Alexander G. Parlos, Kil T. Chong, Amir F. Atiya
Nuclear Technology | Volume 105 | Number 2 | February 1994 | Pages 271-290
Technical Paper | Reactor Control | doi.org/10.13182/NT94-A34928
Articles are hosted by Taylor and Francis Online.
A nonlinear multivariable empirical model is developed for a U-tube steam generator using the recurrent multilayer perceptron network as the underlying model structure.
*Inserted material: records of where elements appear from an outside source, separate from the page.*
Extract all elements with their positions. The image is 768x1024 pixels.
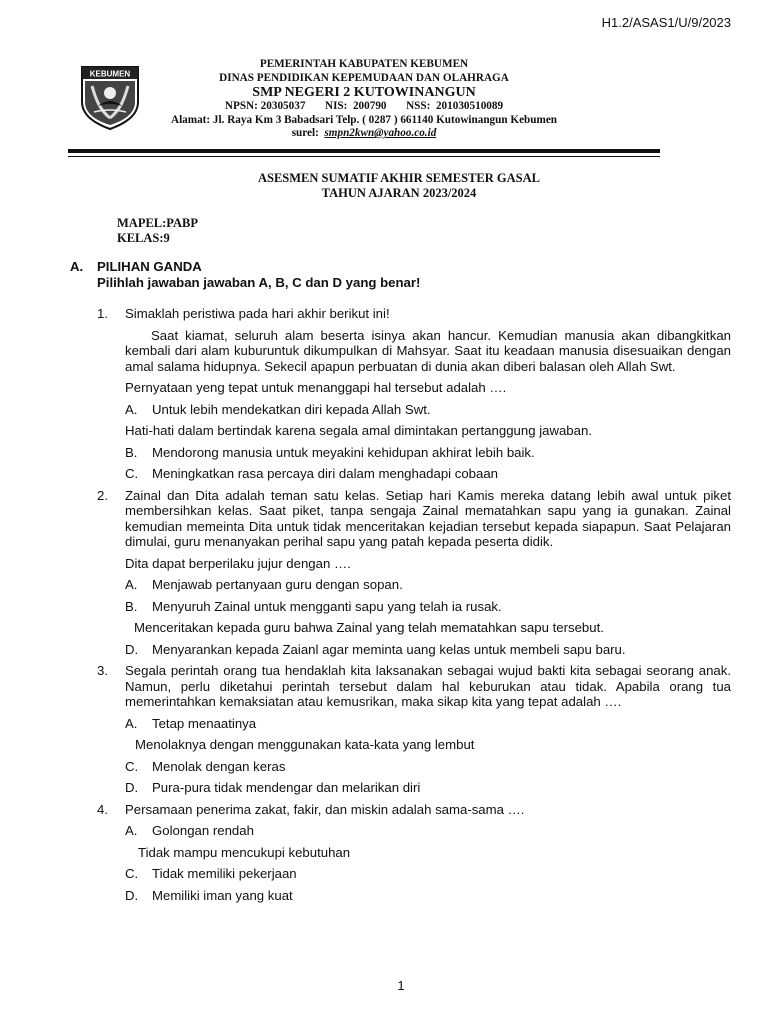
question-3 xyxy=(97,663,731,796)
option-text: Memiliki iman yang kuat xyxy=(152,887,293,903)
option-text: Menjawab pertanyaan guru dengan sopan. xyxy=(152,577,403,592)
option-letter: A. xyxy=(125,715,138,731)
question-number: 4. xyxy=(97,801,108,817)
option-a[interactable] xyxy=(125,577,731,593)
option-a[interactable] xyxy=(125,716,731,732)
school-email-line xyxy=(68,127,660,141)
question-passage: Segala perintah orang tua hendaklah kita laksanakan sebagai wujud bakti kita sebagai seorang anak. Namun, perlu diketahui perintah tersebut dalam hal keburukan atau tidak. Apabila orang tua memerintahkan kemaksiatan atau kemusrikan, maka sikap kita yang tepat adalah …. xyxy=(125,663,731,709)
option-b[interactable] xyxy=(125,599,731,615)
option-c[interactable] xyxy=(125,866,731,882)
question-number: 2. xyxy=(97,487,108,503)
option-unlabeled[interactable]: Menolaknya dengan menggunakan kata-kata yang lembut xyxy=(135,737,475,752)
question-prompt: Pernyataan yeng tepat untuk menanggapi hal tersebut adalah …. xyxy=(125,380,507,395)
question-number: 3. xyxy=(97,663,108,678)
government-name: PEMERINTAH KABUPATEN KEBUMEN xyxy=(259,58,469,70)
subject-label: MAPEL:PABP xyxy=(117,216,199,230)
option-text: Menyarankan kepada Zaianl agar meminta uang kelas untuk membeli sapu baru. xyxy=(152,641,626,657)
question-number: 1. xyxy=(97,306,108,321)
option-text: Golongan rendah xyxy=(152,823,254,838)
option-letter: B. xyxy=(125,444,138,460)
option-d[interactable] xyxy=(125,888,731,904)
letterhead-rule-thin xyxy=(68,156,660,157)
option-letter: D. xyxy=(125,887,139,903)
option-text: Pura-pura tidak mendengar dan melarikan diri xyxy=(152,780,421,795)
question-1 xyxy=(97,306,731,482)
option-letter: A. xyxy=(125,401,138,417)
department-name: DINAS PENDIDIKAN KEPEMUDAAN DAN OLAHRAGA xyxy=(219,71,509,84)
option-unlabeled[interactable]: Menceritakan kepada guru bahwa Zainal yang telah mematahkan sapu tersebut. xyxy=(134,620,604,635)
class-label: KELAS:9 xyxy=(117,231,170,245)
option-d[interactable] xyxy=(125,642,731,658)
svg-text:KEBUMEN: KEBUMEN xyxy=(89,69,131,79)
option-letter: C. xyxy=(125,758,139,774)
option-letter: D. xyxy=(125,641,139,657)
option-text: Menolak dengan keras xyxy=(152,758,286,774)
option-letter: C. xyxy=(125,466,139,481)
section-title: PILIHAN GANDA xyxy=(97,259,202,274)
question-stem: Simaklah peristiwa pada hari akhir berikut ini! xyxy=(125,306,390,321)
option-d[interactable] xyxy=(125,780,731,796)
page-number: 1 xyxy=(397,978,405,993)
option-c[interactable] xyxy=(125,759,731,775)
question-passage: Zainal dan Dita adalah teman satu kelas. Setiap hari Kamis mereka datang lebih awal untuk piket membersihkan kelas. Saat piket, tanpa sengaja Zainal mematahkan sapu yang ia gunakan. Zainal kemudian memeinta Dita untuk tidak menceritakan kejadian tersebut kepada siapapun. Saat Pelajaran dimulai, guru menanyakan perihal sapu yang patah kepada peserta didik. xyxy=(125,487,731,549)
email-label: surel: xyxy=(291,127,319,140)
option-unlabeled[interactable]: Tidak mampu mencukupi kebutuhan xyxy=(138,844,351,860)
option-text: Meningkatkan rasa percaya diri dalam menghadapi cobaan xyxy=(152,466,499,481)
question-2 xyxy=(97,488,731,658)
option-text: Tetap menaatinya xyxy=(152,715,257,731)
option-text: Tidak memiliki pekerjaan xyxy=(152,866,297,881)
question-passage: Saat kiamat, seluruh alam beserta isinya akan hancur. Kemudian manusia akan dibangkitkan kembali dari alam kuburuntuk dikumpulkan di Mahsyar. Saat itu keadaan manusia disesuaikan dengan amal salama hidupnya. Sekecil apapun perbuatan di dunia akan diberi balasan oleh Allah Swt. xyxy=(125,327,731,374)
option-letter: C. xyxy=(125,866,139,881)
section-heading xyxy=(70,259,420,291)
exam-title xyxy=(0,171,768,201)
document-code: H1.2/ASAS1/U/9/2023 xyxy=(601,15,731,30)
option-letter: A. xyxy=(125,577,138,592)
school-name: SMP NEGERI 2 KUTOWINANGUN xyxy=(252,85,476,101)
school-address: Alamat: Jl. Raya Km 3 Babadsari Telp. ( 0287 ) 661140 Kutowinangun Kebumen xyxy=(170,113,558,126)
option-unlabeled[interactable]: Hati-hati dalam bertindak karena segala amal dimintakan pertanggung jawaban. xyxy=(125,423,592,438)
letterhead-rule-thick xyxy=(68,149,660,153)
school-ids: NPSN: 20305037 NIS: 200790 NSS: 201030510089 xyxy=(224,100,504,113)
section-letter: A. xyxy=(70,259,84,274)
exam-title-line1: ASESMEN SUMATIF AKHIR SEMESTER GASAL xyxy=(257,171,540,185)
letterhead-text xyxy=(68,58,660,141)
option-text: Untuk lebih mendekatkan diri kepada Allah Swt. xyxy=(152,401,431,417)
question-list xyxy=(97,306,731,903)
option-letter: D. xyxy=(125,780,139,795)
email-link[interactable]: smpn2kwn@yahoo.co.id xyxy=(324,127,437,140)
letterhead xyxy=(68,58,660,153)
question-4 xyxy=(97,802,731,904)
exam-meta xyxy=(117,216,198,246)
option-b[interactable] xyxy=(125,445,731,461)
option-a[interactable] xyxy=(125,402,731,418)
question-prompt: Dita dapat berperilaku jujur dengan …. xyxy=(125,555,351,571)
option-c[interactable] xyxy=(125,466,731,482)
exam-title-line2: TAHUN AJARAN 2023/2024 xyxy=(321,186,477,200)
option-text: Mendorong manusia untuk meyakini kehidupan akhirat lebih baik. xyxy=(152,444,535,460)
question-stem: Persamaan penerima zakat, fakir, dan miskin adalah sama-sama …. xyxy=(125,801,525,817)
option-a[interactable] xyxy=(125,823,731,839)
option-text: Menyuruh Zainal untuk mengganti sapu yang telah ia rusak. xyxy=(152,598,502,614)
option-letter: B. xyxy=(125,598,138,614)
section-instruction: Pilihlah jawaban jawaban A, B, C dan D yang benar! xyxy=(97,275,421,290)
option-letter: A. xyxy=(125,823,138,838)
The recurrent multilayer perceptron is a dynamic neural network, very effective in the input-output modeling of complex process systems. A dynamic gradient descent learning algorithm is used to train the recurrent multilayer perceptron, resulting in an order of magnitude improvement in convergence speed over static learning algorithms. In developing the U-tube steam generator empirical model, the effects of actuator, process, and sensor noise on the training and testing sets are investigated. Learning and prediction both appear very effective, despite the presence of training and testing set noise, respectively. The recurrent multilayer perceptron appears to learn the deterministic part of a stochastic training set, and it predicts approximately a moving average response. Extensive model validation studies indicate that the empirical model can substantially generalize (extrapolate), though online learning becomes necessary for tracking transients significantly different than the ones included in the training set and slowly varying U-tube steam generator dynamics. In view of the satisfactory modeling accuracy and the associated short development time, neural networks based empirical models in some cases appear to provide a serious alternative to first principles models. Caution, however, must be exercised because extensive on-line validation of these models is still warranted.